Gandy’s last paragraph trails a terrific, dare I suggest, essential, paper in urban Geo-Anthropology. Gandy is a Geographer.

Under the twentieth-century discourses of scientific urbanism and technological modernism we find that the hydraulic conceptions of the modern city were extended and consolidated to produce a highly sophisticated model of urban space as an efficient machine. In reality, however, the evolving dynamics of urban space from the middle decades of the twentieth century onwards became increasingly difficult to subsume within the technocratic assumptions of the bacteriological city. A combination of political, economic and social developments, which gathered accelerated momentum in the wake of global economic turbulence of the 1970s, contributed towards the emergence of a set of new configurations between space, society and technology. The role of water within this process of urban restructuring reveals a series of tensions between the abstract commodification of space and the continuing centrality of material interactions between human societies and technological networks. By focusing on the flow of water through urban space we can begin to disentangle the nexus of social and technological structures that constitute everyday life in the modern city and the creation of a viable public realm. What is clear, however, is that the relationship between the development of urban infrastructure and a functional public realm is a fragile and historically specific phenomenon. The need to connect policy deliberation over water infrastructure with the establishment of effective and legitimate space promoted by political and economic elites.
CITY, VOL. 8, NO. 3, DECEMBER 2004 Rethinking urban metabolism: Water, space and the modern city
Matthew Gandy

Some of his very thought provoking work is available here. I also recommend from this index, Cyborg Urbanization: Complexity and Monstrosity in the Contemporary City.

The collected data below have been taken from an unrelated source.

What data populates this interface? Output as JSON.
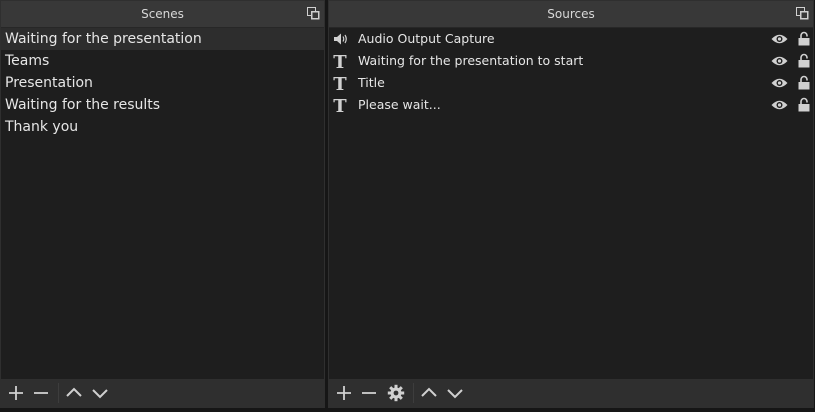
{
  "scenes": {
    "title": "Scenes",
    "items": [
      {
        "label": "Waiting for the presentation",
        "selected": true
      },
      {
        "label": "Teams",
        "selected": false
      },
      {
        "label": "Presentation",
        "selected": false
      },
      {
        "label": "Waiting for the results",
        "selected": false
      },
      {
        "label": "Thank you",
        "selected": false
      }
    ],
    "toolbar": [
      "add-icon",
      "remove-icon",
      "move-up-icon",
      "move-down-icon"
    ]
  },
  "sources": {
    "title": "Sources",
    "items": [
      {
        "label": "Audio Output Capture",
        "icon": "speaker-icon",
        "visible": true,
        "locked": false
      },
      {
        "label": "Waiting for the presentation to start",
        "icon": "text-icon",
        "visible": true,
        "locked": false
      },
      {
        "label": "Title",
        "icon": "text-icon",
        "visible": true,
        "locked": false
      },
      {
        "label": "Please wait...",
        "icon": "text-icon",
        "visible": true,
        "locked": false
      }
    ],
    "toolbar": [
      "add-icon",
      "remove-icon",
      "gear-icon",
      "move-up-icon",
      "move-down-icon"
    ]
  },
  "colors": {
    "panel_bg": "#272727",
    "list_bg": "#1e1e1e",
    "header_bg": "#383838",
    "text": "#e6e6e6",
    "icon": "#d0d0d0"
  }
}
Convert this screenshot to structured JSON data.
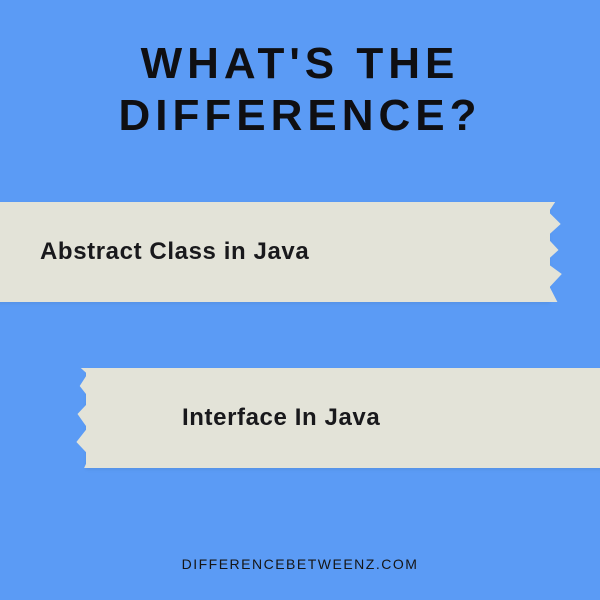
{
  "heading_line1": "WHAT'S THE",
  "heading_line2": "DIFFERENCE?",
  "tape1_label": "Abstract Class in Java",
  "tape2_label": "Interface In Java",
  "footer_text": "DIFFERENCEBETWEENZ.COM",
  "colors": {
    "background": "#5b9bf5",
    "tape": "#e3e3d8",
    "text_dark": "#0f0f12"
  }
}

More, from: The Drowned World. J. G. Ballard and the Politics of Catastrophe;

The paradox for the contemporary city is that only incessant inputs of energy, materials, and human labor can sustain complex technological networks, yet these maintenance activities require far-reaching governmental interventions that conflict with the neoliberal impetus toward the corporate disavowal of the public realm. Under a postsecular urbanism, the public realm persists as a fragile anachronism and potential threat to the hubris of transcendental capitalism. Where no collective imaginary exists, the arguments for any kind of coordinating role for the state lose their political legitimacy, so that society is little more than an amalgam of individuals linked by fear and self-interest. In 21st-century America, we encounter a postrational political discourse that rejects evidence or reason: the Bush administration had forced deep cuts in the budget appropriation for the maintenance of the New Orleans flood defenses—in part to fund the war in Iraq—and had disregarded expert advice on the scale of the risk even to the extent of claiming that the event could not have been foreseen. More bizarre still, the now discredited director of the Federal Emergency Management Agency, Michael Brown, had claimed 4 days after the flood that he was unaware that thousands of people were trapped in the city’s convention center (despite images being broadcast throughout the world).

The case of New Orleans reveals the fragility of the postindustrial public realm: the city presents a starker illustration of this than many other U.S. cities because of its pervasive poverty, social segregation, and moribund municipal government. In the wake of the city’s inundation, New Orleans was effectively abandoned and then transformed into a militarized zone through the colonization of inner urban areas once inhabited by the poor, while wealthy suburbs were quickly cordoned off by a plethora of private security firms to produce social exclusion zones. These security firms present the first wave of a “disaster capitalism” to be followed by companies such as Kellogg Brown & Root (a subsidiary of Halliburton) and other specialists in posttrauma reconstruction who began winning “no bid” contracts within days of the flooding. Like a militarized gentrification process, the real estate developers have followed the civil engineering companies, so that “trauma capitalism” has become a tool of urban redevelopment not unlike the role of riots in Indian cities: what fire achieved in Ahmadabad, water performed in New Orleans.